Clustered standard errors vs. hierarchical modeling

I received the following question in the mail:

My question has to do with the choice between OLS and clustered standard errors, on the one hand, and hierarchical modeling, on the other hand. In finance and perhaps to a lesser extent in economics generally, people seem to use clustered standard errors. Hierarchical modeling seems to be very rare. When I ask financial economists about it, no one even knows what it is. Everyone, however, knows about clustered standard errors. The only reason why I know about hierarchical modeling is that an epidemiologist brought it to my attention. Eventually, I found your book.

It seems to me (and I’m about as formally untrained in statistics as one can get–it’s a long story) that both OLS with clustered standard errors and hierarchical modeling are intended to address the same problem: the correlation of residuals within a cluster (be it a state, in some of your research, or a country, as in my research).
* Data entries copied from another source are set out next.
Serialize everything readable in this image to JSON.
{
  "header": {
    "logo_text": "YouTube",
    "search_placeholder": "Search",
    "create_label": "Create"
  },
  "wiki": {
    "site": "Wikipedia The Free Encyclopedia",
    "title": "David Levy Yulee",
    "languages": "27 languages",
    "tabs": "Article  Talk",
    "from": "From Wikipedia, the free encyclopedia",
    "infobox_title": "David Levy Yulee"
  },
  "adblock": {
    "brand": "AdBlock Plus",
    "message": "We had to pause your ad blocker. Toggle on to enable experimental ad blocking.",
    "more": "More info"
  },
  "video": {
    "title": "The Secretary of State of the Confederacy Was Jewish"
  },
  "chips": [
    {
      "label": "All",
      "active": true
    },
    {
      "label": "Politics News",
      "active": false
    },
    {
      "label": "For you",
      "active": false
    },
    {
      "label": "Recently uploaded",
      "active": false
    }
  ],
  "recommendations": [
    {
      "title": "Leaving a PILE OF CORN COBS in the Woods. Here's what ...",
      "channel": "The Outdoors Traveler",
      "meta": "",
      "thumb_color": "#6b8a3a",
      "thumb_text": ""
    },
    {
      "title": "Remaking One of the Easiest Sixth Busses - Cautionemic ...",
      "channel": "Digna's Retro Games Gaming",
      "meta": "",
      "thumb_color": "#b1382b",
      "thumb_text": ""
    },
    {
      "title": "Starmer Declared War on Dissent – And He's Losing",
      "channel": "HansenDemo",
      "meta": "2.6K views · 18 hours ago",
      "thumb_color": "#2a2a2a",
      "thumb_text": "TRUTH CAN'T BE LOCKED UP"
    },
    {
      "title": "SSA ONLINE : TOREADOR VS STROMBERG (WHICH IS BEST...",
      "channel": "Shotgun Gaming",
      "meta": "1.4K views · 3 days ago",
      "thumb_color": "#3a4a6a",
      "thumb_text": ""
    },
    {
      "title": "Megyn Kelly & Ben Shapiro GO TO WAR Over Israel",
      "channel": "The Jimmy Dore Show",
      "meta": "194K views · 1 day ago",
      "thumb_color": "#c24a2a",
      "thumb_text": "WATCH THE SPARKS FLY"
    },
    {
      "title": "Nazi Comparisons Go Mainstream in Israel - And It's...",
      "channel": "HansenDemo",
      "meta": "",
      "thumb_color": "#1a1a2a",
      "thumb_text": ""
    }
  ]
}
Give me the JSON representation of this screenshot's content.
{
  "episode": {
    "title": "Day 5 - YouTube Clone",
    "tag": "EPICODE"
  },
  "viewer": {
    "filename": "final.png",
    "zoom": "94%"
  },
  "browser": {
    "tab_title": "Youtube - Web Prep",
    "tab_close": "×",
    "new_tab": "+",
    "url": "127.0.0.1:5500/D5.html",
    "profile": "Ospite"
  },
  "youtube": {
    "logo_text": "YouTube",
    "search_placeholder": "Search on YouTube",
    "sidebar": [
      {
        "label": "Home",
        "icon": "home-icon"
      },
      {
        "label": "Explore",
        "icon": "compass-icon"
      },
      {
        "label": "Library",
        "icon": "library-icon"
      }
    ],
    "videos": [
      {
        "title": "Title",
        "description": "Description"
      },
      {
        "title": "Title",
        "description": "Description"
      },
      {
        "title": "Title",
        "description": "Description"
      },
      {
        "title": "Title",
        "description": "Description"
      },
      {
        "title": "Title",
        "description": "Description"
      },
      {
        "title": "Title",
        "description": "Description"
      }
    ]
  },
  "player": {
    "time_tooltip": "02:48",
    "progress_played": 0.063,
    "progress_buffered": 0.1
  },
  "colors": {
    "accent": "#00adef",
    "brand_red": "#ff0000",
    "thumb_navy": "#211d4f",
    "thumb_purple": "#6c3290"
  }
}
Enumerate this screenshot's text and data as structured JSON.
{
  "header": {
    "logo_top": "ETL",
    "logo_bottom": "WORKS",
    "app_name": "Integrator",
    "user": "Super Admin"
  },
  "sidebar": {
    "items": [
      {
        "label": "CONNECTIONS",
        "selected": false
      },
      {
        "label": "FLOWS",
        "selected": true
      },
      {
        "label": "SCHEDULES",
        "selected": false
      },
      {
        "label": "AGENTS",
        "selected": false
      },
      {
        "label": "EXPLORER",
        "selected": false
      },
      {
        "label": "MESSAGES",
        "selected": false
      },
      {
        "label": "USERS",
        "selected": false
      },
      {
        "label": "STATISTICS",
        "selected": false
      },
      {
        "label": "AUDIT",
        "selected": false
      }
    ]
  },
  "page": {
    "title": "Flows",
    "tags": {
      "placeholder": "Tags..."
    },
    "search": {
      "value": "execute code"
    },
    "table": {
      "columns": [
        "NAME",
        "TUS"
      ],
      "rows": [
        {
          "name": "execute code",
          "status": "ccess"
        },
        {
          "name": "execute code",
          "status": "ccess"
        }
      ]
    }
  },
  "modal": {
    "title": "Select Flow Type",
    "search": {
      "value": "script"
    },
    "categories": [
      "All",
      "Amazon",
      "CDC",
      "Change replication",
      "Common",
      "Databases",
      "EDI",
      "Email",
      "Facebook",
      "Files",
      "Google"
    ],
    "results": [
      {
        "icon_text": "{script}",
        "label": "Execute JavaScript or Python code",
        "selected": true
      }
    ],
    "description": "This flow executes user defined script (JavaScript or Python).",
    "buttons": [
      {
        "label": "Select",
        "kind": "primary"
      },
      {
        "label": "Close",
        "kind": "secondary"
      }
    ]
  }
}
Am I correct here?

Assuming that I am correct, then the obvious question for an applied person like me: Which method, OLS with clustered standard errors or hierarchical modeling, is best for my particular problem? I realize that the Primo, et al article that you link on your blog essentially tackles this problem, but it doesn’t seem a very satisfying treatment to me. I realize that you have a brief reference in your text, but that seems to be it. Do you know of other papers that address the choice between clustered OLS and hierarchical modeling? . . .

I’m particularly concerned with how hierarchical modeling deals with small clusters. Take Venezuela. As I said, there are only two observations. Even if these are randomly chosen, how much do two observations tell us about the ownership concentration in Venezuela? Not much, if anything. Yet those two observations seem to make a big difference for hierarchical modeling, at least compared with clustered OLS.

Sorry to be so long-winded, but this sure has been a challenging research project. I guess I have three specific questions (all noted above in my long-winded way)

1. Do you know of any papers (other than Primo, et al) comparing clustered OLS with hierarchical modeling? (BTW, if such a paper doesn’t exist, you should think about writing it. I think it could be very influential.)

2. Does it seem crazy to use country averages of ownership concentration when you have the firm-level data and you want to understand a firm-level characteristic?

3. In my case of firms nested within countries, with both firm-level and country-level determinates, and unbalanced clusters, including some very small clusters, which would you recommend: clustered OLS or hierarchical modeling?

My reply: In econometrics the usual focus is on estimating a single beta, in which case clustered se’s or hierarchical models are different ways of handling correlated errors. But once you start to be interested in varying coefficients (e.g., what’s happening in individual states and countries), then I think hierarchical models are better because they do partial pooling of coefficients when sample sizes are small. I don’t know of any articles on the topic, but maybe there’s something out there.

4 thoughts on “Clustered standard errors vs. hierarchical modeling

  1. I share the original post' interest in understanding why some people are excited about multilevel models. It is true that economists do not share this enthusiasm to the same degree.

    In my experience economists' first preoccupation is to

    1. get an unbiased estimate of the effect they are interested in (which typically includes interactions/non-linearities contrary to your impression from reading the Angrist & Pischke book).

    After this they try to get

    2. the standard errors right.

    Somehow your remark seems to confound 1 and 2.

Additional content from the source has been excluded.